Major obstacle in accomplishing rollback is often database. NoSQL tends to handle rollback with more grace. However, the reality is that relational DBs are not going to disappear any time soon and we need to get used to write delta script in a way that all changes are backward compatible.
Summary
Continuous deployment sounds to many as too risky or even impossible. Whether it’s risky depends on the architecture of software we’re building. As a general rule, splitting application into smaller independent elements helps a lot. Microservices is the way to go if possible. Risks aside, in many cases there is no business reason or willingness to adopt continuous delivery. Still, software can be continuously deployed to test servers thus becoming continuous delivery. No matter whether we are doing continuous deployment, delivery, integration or none of those, having automatic and fast deployment with zero downtime and ability to rollback provides great benefits. If for no other reason, because it frees us to do more productive and beneficial tasks. We should design and code our software and let machines do the rest for us.

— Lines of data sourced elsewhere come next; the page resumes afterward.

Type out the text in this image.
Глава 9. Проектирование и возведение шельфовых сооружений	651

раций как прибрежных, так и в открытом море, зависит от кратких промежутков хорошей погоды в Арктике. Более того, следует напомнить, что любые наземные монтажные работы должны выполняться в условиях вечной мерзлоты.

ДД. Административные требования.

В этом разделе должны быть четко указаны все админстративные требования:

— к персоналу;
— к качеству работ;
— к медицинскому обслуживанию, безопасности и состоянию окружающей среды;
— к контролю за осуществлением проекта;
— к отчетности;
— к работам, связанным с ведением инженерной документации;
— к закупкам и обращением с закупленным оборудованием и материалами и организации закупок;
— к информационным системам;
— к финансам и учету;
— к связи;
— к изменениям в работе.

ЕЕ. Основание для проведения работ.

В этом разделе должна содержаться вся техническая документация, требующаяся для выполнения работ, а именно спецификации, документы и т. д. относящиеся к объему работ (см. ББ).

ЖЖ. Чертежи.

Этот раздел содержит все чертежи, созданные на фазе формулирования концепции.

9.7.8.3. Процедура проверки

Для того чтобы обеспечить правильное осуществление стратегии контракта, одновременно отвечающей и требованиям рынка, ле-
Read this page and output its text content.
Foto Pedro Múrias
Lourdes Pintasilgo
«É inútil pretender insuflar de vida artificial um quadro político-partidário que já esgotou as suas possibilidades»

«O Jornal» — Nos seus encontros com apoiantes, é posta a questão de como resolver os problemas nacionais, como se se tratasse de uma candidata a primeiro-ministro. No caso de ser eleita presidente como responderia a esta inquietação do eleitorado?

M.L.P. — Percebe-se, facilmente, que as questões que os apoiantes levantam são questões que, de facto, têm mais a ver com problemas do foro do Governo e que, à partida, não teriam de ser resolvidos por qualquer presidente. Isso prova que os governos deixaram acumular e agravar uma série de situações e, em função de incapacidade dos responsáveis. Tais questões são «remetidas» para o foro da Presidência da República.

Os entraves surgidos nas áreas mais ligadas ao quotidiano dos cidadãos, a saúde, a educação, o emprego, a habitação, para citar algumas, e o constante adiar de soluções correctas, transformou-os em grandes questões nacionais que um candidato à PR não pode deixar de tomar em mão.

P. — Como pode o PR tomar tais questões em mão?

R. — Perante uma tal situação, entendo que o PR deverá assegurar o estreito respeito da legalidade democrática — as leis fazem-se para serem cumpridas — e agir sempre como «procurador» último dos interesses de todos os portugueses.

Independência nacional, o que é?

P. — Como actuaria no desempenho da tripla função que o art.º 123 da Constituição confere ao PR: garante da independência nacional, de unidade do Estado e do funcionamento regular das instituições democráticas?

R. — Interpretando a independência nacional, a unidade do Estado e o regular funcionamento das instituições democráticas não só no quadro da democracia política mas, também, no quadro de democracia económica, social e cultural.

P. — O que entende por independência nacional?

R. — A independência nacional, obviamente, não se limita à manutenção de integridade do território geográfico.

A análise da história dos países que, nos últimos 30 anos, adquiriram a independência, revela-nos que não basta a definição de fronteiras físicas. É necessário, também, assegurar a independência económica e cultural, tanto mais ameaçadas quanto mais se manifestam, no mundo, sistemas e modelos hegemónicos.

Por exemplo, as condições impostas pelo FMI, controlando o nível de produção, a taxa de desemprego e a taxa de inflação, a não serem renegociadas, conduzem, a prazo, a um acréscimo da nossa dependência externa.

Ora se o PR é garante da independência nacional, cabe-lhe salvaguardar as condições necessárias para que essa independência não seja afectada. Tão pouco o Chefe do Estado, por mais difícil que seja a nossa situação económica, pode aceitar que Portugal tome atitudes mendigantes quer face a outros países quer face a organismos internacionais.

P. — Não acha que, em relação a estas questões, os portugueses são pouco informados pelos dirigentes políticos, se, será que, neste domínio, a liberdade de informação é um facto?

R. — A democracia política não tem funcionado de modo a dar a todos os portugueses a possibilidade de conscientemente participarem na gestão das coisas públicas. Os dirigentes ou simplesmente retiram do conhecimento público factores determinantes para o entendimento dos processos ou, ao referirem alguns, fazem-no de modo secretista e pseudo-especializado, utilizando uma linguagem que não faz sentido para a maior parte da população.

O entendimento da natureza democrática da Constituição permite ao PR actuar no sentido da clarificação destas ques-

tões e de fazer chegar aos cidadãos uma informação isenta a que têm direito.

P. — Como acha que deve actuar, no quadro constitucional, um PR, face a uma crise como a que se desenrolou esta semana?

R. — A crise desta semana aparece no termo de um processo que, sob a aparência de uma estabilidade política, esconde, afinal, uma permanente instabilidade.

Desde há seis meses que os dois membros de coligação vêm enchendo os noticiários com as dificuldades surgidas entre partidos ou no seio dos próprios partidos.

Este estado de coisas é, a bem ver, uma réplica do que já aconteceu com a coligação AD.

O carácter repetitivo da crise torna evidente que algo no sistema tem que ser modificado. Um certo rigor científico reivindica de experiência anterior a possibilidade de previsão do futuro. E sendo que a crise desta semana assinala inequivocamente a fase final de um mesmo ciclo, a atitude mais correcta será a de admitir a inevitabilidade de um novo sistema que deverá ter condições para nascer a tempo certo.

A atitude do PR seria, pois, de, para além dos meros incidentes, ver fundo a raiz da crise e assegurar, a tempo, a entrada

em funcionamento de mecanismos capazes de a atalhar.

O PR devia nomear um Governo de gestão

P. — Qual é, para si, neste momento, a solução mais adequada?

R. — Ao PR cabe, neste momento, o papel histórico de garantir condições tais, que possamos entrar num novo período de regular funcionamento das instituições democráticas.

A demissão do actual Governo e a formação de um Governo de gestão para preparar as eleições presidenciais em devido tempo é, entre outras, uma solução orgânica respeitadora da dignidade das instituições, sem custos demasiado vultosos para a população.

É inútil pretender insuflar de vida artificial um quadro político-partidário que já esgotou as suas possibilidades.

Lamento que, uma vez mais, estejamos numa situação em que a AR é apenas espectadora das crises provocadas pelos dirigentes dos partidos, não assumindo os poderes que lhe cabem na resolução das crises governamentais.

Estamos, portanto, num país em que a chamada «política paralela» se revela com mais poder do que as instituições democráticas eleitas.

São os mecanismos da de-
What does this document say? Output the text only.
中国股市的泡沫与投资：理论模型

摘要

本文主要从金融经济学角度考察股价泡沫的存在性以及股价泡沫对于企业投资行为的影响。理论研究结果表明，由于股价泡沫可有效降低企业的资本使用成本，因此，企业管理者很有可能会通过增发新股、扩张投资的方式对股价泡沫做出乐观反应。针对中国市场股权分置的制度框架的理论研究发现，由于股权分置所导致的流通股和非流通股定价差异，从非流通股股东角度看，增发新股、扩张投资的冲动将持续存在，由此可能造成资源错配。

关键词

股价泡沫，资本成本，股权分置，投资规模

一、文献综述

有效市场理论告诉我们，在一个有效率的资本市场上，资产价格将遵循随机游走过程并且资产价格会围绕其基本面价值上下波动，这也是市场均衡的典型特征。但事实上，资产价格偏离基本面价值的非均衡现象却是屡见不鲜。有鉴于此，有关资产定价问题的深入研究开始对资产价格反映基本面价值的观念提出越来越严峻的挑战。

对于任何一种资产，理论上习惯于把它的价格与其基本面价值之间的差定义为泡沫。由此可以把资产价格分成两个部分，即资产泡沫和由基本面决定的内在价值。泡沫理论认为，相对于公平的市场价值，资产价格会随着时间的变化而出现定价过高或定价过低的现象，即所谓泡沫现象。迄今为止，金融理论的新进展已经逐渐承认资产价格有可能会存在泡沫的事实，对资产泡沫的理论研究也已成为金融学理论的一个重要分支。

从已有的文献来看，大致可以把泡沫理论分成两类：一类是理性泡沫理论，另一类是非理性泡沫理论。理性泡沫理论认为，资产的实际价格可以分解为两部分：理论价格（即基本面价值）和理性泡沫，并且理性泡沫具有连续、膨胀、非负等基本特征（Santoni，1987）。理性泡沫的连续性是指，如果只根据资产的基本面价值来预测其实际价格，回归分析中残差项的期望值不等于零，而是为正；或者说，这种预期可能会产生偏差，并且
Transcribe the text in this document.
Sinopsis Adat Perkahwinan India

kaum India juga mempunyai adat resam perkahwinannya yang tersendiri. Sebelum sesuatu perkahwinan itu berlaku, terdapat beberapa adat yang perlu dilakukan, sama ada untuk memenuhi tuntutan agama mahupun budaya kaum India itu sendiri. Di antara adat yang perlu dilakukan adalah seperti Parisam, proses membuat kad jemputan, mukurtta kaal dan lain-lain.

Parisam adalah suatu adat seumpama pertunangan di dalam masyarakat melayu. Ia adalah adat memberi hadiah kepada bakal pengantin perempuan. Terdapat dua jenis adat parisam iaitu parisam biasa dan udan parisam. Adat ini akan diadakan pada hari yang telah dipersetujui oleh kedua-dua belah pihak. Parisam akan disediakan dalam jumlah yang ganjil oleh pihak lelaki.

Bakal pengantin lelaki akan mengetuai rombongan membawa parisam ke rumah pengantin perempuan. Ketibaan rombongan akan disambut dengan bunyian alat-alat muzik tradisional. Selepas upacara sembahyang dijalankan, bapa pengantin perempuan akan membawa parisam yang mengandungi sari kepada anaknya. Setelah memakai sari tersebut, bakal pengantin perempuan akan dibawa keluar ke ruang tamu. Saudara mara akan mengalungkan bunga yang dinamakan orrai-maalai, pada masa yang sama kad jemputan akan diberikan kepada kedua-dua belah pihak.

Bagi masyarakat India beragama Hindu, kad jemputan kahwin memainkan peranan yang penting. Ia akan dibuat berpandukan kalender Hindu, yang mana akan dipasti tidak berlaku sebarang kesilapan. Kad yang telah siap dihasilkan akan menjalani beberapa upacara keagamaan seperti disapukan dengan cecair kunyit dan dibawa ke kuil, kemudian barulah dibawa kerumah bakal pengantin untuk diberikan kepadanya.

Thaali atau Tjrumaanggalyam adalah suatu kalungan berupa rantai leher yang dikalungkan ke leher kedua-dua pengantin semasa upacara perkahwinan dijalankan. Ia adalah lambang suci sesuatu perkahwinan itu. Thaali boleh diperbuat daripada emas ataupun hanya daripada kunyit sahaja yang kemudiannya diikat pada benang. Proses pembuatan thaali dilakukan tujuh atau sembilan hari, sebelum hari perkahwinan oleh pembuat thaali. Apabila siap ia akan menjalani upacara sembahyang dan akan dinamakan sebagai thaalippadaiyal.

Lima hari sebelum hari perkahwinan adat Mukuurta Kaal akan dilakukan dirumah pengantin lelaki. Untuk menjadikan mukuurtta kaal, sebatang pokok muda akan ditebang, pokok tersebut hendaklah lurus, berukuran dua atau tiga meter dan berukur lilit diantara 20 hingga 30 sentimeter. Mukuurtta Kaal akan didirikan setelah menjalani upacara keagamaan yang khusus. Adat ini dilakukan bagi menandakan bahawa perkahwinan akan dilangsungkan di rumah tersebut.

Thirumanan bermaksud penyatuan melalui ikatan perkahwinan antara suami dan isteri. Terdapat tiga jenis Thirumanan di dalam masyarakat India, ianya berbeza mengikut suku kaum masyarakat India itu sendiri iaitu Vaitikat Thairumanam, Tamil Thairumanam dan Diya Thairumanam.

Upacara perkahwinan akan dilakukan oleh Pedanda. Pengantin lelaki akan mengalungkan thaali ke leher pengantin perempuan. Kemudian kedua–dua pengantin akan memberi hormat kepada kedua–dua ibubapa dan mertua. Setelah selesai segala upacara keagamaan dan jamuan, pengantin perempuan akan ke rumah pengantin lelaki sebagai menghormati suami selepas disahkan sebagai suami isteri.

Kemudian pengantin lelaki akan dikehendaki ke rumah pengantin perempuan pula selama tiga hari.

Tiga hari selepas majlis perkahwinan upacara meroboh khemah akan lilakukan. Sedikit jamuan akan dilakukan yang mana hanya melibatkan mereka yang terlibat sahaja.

Next article will continue where we stopped and explore different strategies for deploying software.
Reference: | Continuous Deployment: Introduction from our JCG partner Viktor Farcic at the Technology conversations blog. |
I see the automating everything as very crucial to getting to continuous deployment. As a developer I always try to leverage the tools available to make this happen. The last one “Ability to rollback” is the hardest to complete. In fifteen years in IT I seem to remember the most issues with the database being out of sync with the software. Deploying the old WAR file is simple, we always should think about the database changes if we need to rollback.